8 thoughts on “Orville Babcock

  1. Excellent mini-lesson, Maha…

    As I’ve mentioned many times…Grant has borne an unfair rap all these years…

    He was amost remarkable man…And just happened to be in the right place at the right time…With the “right stuff” to command modern armies…

    I’ve always been a big fan of Grant’s…

  2. Maha….is the point of this post…bush is unable or unwilling to defend libby or anyone in his adminstration?

  3. 130 years since an indicted WH official? THat didn’t seem to jive right with my faulty memory so I Googled and saw where the Freepi found this:

    http://www.msnbc.msn.com/id/9825296/

    “Raymond J. Donovan, September 1984
    The only sitting Cabinet member in recent history to be indicted while in office was Raymond J. Donovan, President Reagan’s labor secretary. In September 1984, Donovan was indicted along with several others, accused of grand larceny in his co-ownership of a construction firm. After going on unpaid leave in October, Donovan resigned in March 1985. In 1987, a jury acquitted Donovan and his co-defendants.”

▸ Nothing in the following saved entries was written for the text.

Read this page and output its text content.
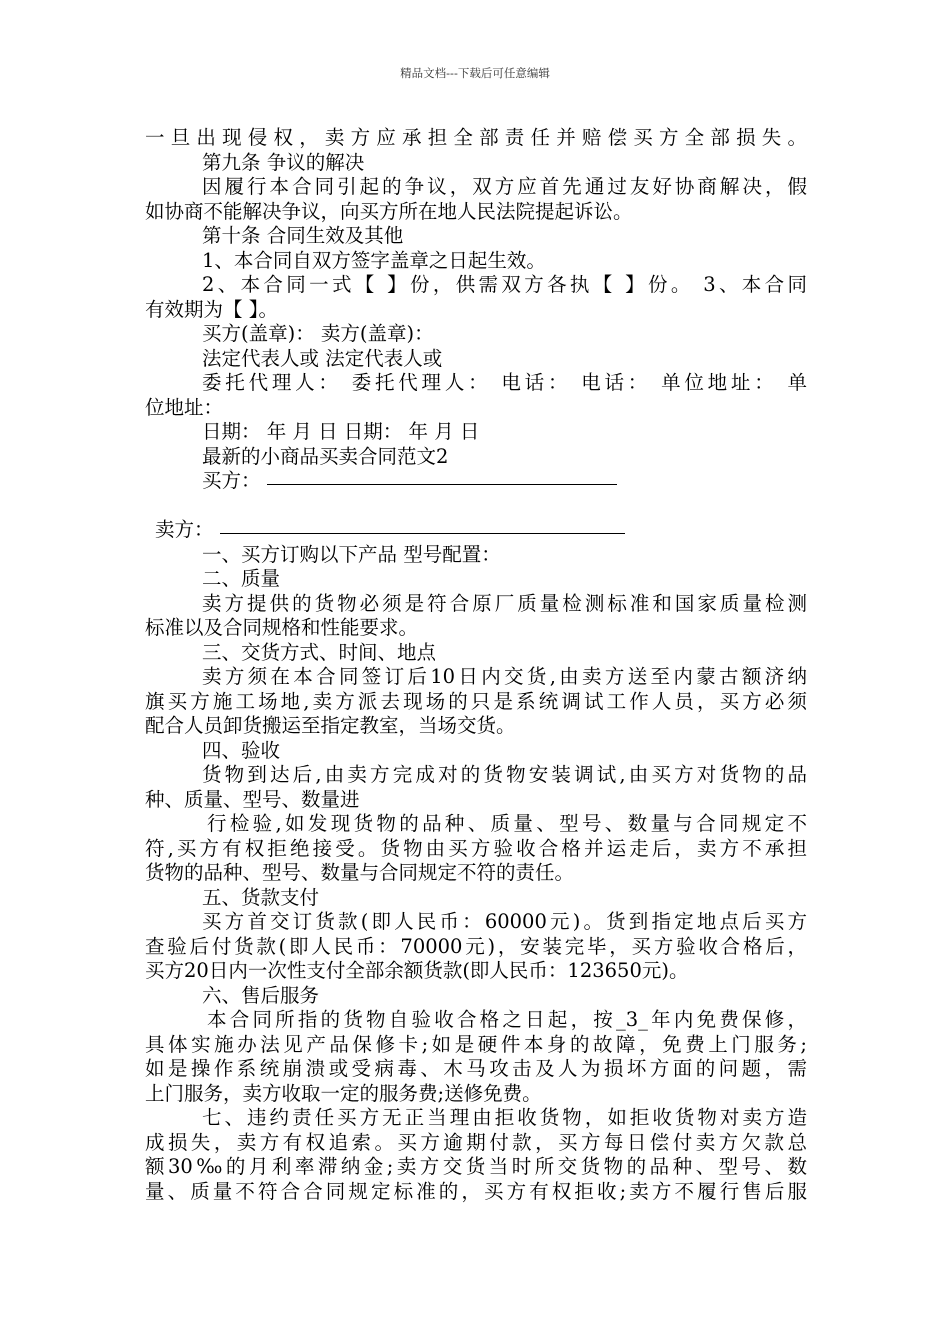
精品文档---下载后可任意编辑
一旦出现侵权，卖方应承担全部责任并赔偿买方全部损失。
第九条 争议的解决
因履行本合同引起的争议，双方应首先通过友好协商解决，假
如协商不能解决争议，向买方所在地人民法院提起诉讼。
第十条 合同生效及其他
1、本合同自双方签字盖章之日起生效。
2、本合同一式【 】份，供需双方各执【 】份。 3、本合同
有效期为【 】。
买方(盖章)： 卖方(盖章)：
法定代表人或 法定代表人或
委托代理人： 委托代理人： 电话： 电话： 单位地址： 单
位地址：
日期： 年 月 日 日期： 年 月 日
最新的小商品买卖合同范文2
买方：
卖方：
一、买方订购以下产品 型号配置：
二、质量
卖方提供的货物必须是符合原厂质量检测标准和国家质量检测
标准以及合同规格和性能要求。
三、交货方式、时间、地点
卖方须在本合同签订后10日内交货,由卖方送至内蒙古额济纳
旗买方施工场地,卖方派去现场的只是系统调试工作人员，买方必须
配合人员卸货搬运至指定教室，当场交货。
四、验收
货物到达后,由卖方完成对的货物安装调试,由买方对货物的品
种、质量、型号、数量进
行检验,如发现货物的品种、质量、型号、数量与合同规定不
符,买方有权拒绝接受。货物由买方验收合格并运走后，卖方不承担
货物的品种、型号、数量与合同规定不符的责任。
五、货款支付
买方首交订货款(即人民币：60000元)。货到指定地点后买方
查验后付货款(即人民币：70000元)，安装完毕，买方验收合格后，
买方20日内一次性支付全部余额货款(即人民币：123650元)。
六、售后服务
本合同所指的货物自验收合格之日起，按_3_年内免费保修，
具体实施办法见产品保修卡;如是硬件本身的故障，免费上门服务;
如是操作系统崩溃或受病毒、木马攻击及人为损坏方面的问题，需
上门服务，卖方收取一定的服务费;送修免费。
七、违约责任买方无正当理由拒收货物，如拒收货物对卖方造
成损失，卖方有权追索。买方逾期付款，买方每日偿付卖方欠款总
额30‰的月利率滞纳金;卖方交货当时所交货物的品种、型号、数
量、质量不符合合同规定标准的，买方有权拒收;卖方不履行售后服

  4. copymark–I believe cabinet members are in a separate category. “White House officials” would be people who work in the White House, which cabinet members, literally, do not.

    If we’re talking about guilty cabinet members, probably the most guilty was Warren Harding’s secretary of the interior, Albert Fall, who was fined $100,000 and sentenced to a year in prison because of his involvement in the Teapot Dome scandal. You can read about it here:

    https://www.mahablog.com/oldsite/id10.html

    The question is, have their ever been indicted or convicted cabinet members of a Democratic president? Reagan and Harding were Republicans.

  5. Hmmm…

    I thought cabinent members [i]were[/i] White House officials since they’re part of the Executive Branch and meet at the White House.

    I tried to parse out the distinction but noodling through the official websites doesn’t help.

    http://www.firstgov.gov/Agencies/Federal/Executive/EOP.shtml

    I haven’t gone through the record yet to see who has run up the most indictments in total but I’m willing to bet that more of them have happened under Republican administrations.

  6. The cabinet meets in the White House but their offices are in their respective departments. Donovan was a Labor Department official, not a White House official.